Появилась ли в долине новая терраса, или изменила высоту старая, мы промеряем поперечник и получаем достоверную, документированную картину: не будет пропущен ни один штрих, важный для толкования истории долины. А наберется серия поперечников с промерами, с описанием обнажений – можно будет проследить, как ведет себя вдоль реки та или иная терраса, на какой высоте подводит к древнеледниковой морене. Если терраса будет подниматься над руслом вверх по реке, это расскажет о недавнем сводовом поднятии ее верховьев – местность кренилась: горы в истоке реки подымались в ходе ее новейшего врезания сильнее, чем в устье. Если террасы разошлись между собою по высоте в среднем течении, а к верховьям опять сблизились – значит, выдвигалась какая-то глыба в среднем течении реки. Логично? Очень. Теперь по такой шпаргалке, кажется, только и совершать открытия.

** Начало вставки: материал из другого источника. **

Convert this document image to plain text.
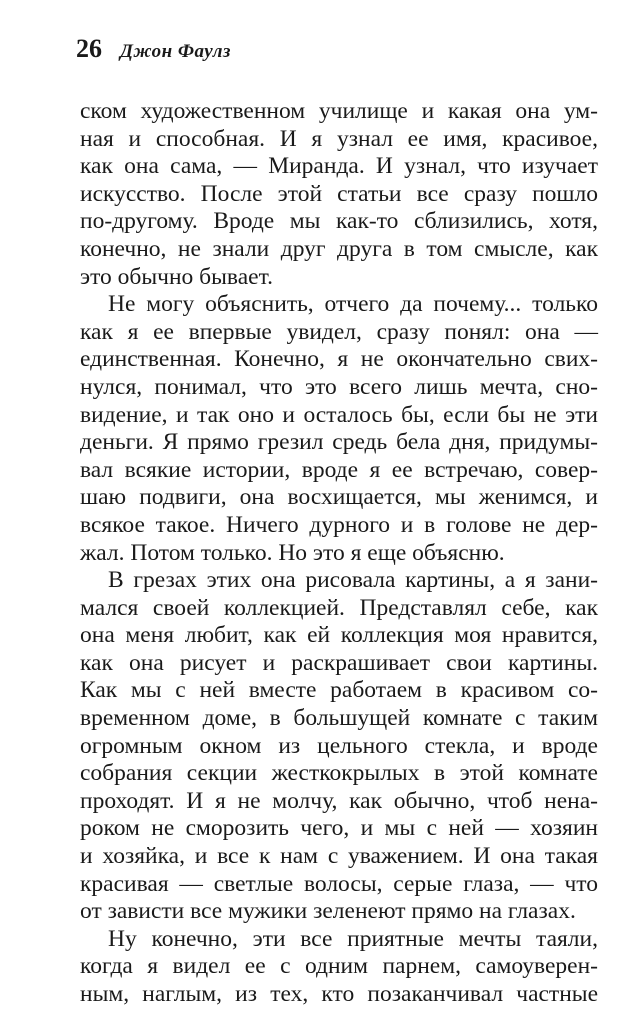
26 Джон Фаулз
ском художественном училище и какая она ум-
ная и способная. И я узнал ее имя, красивое,
как она сама, — Миранда. И узнал, что изучает
искусство. После этой статьи все сразу пошло
по-другому. Вроде мы как-то сблизились, хотя,
конечно, не знали друг друга в том смысле, как
это обычно бывает.
Не могу объяснить, отчего да почему... только
как я ее впервые увидел, сразу понял: она —
единственная. Конечно, я не окончательно свих-
нулся, понимал, что это всего лишь мечта, сно-
видение, и так оно и осталось бы, если бы не эти
деньги. Я прямо грезил средь бела дня, придумы-
вал всякие истории, вроде я ее встречаю, совер-
шаю подвиги, она восхищается, мы женимся, и
всякое такое. Ничего дурного и в голове не дер-
жал. Потом только. Но это я еще объясню.
В грезах этих она рисовала картины, а я зани-
мался своей коллекцией. Представлял себе, как
она меня любит, как ей коллекция моя нравится,
как она рисует и раскрашивает свои картины.
Как мы с ней вместе работаем в красивом со-
временном доме, в большущей комнате с таким
огромным окном из цельного стекла, и вроде
собрания секции жесткокрылых в этой комнате
проходят. И я не молчу, как обычно, чтоб нена-
роком не сморозить чего, и мы с ней — хозяин
и хозяйка, и все к нам с уважением. И она такая
красивая — светлые волосы, серые глаза, — что
от зависти все мужики зеленеют прямо на глазах.
Ну конечно, эти все приятные мечты таяли,
когда я видел ее с одним парнем, самоуверен-
ным, наглым, из тех, кто позаканчивал частные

«Взять поперечник» – звучало просто и убедительно. Но на деле это значило лезть от реки на любое плечо отрога, ко всякому перелому склона. И лезть почти всегда без троп, невзирая на дебри: лианная ли мешанина из ежевики и павоя, напоминающая многослойную сеть колючей проволоки; заросли ли «рододы» – так презрительно именуют наблюдатели заповедника любые чащи вечнозеленых кустарников – будь то рододендрон или лавровишня. Преодолеваешь и непролазный молодняк и древолом из рухнувших трехобхватных стволов. Сквозь все это ломиться с анероидом в руках, чтобы взять отметку соответствующего уступа.

Каждый поперечник стоил часа-двух утомительной работы. Иной раз за рабочий день удавалось «взять» всего два-три поперечника, даже в нижней части Ачипсе, где вдоль русла была дорога, а через реку мосты. Выше кордонов заповедника дорога исчезла, мостов и кладок не было, начались несчетные переправы вброд, прыганье по скользким камням, продирание через ежевичники... Только теперь я оценил в полной мере, каково было заблудившимся когда-то туристам, считавшим, что всякая речка выведет к Мзымте, и решившим пробраться руслом Ачипсе по всей его длине.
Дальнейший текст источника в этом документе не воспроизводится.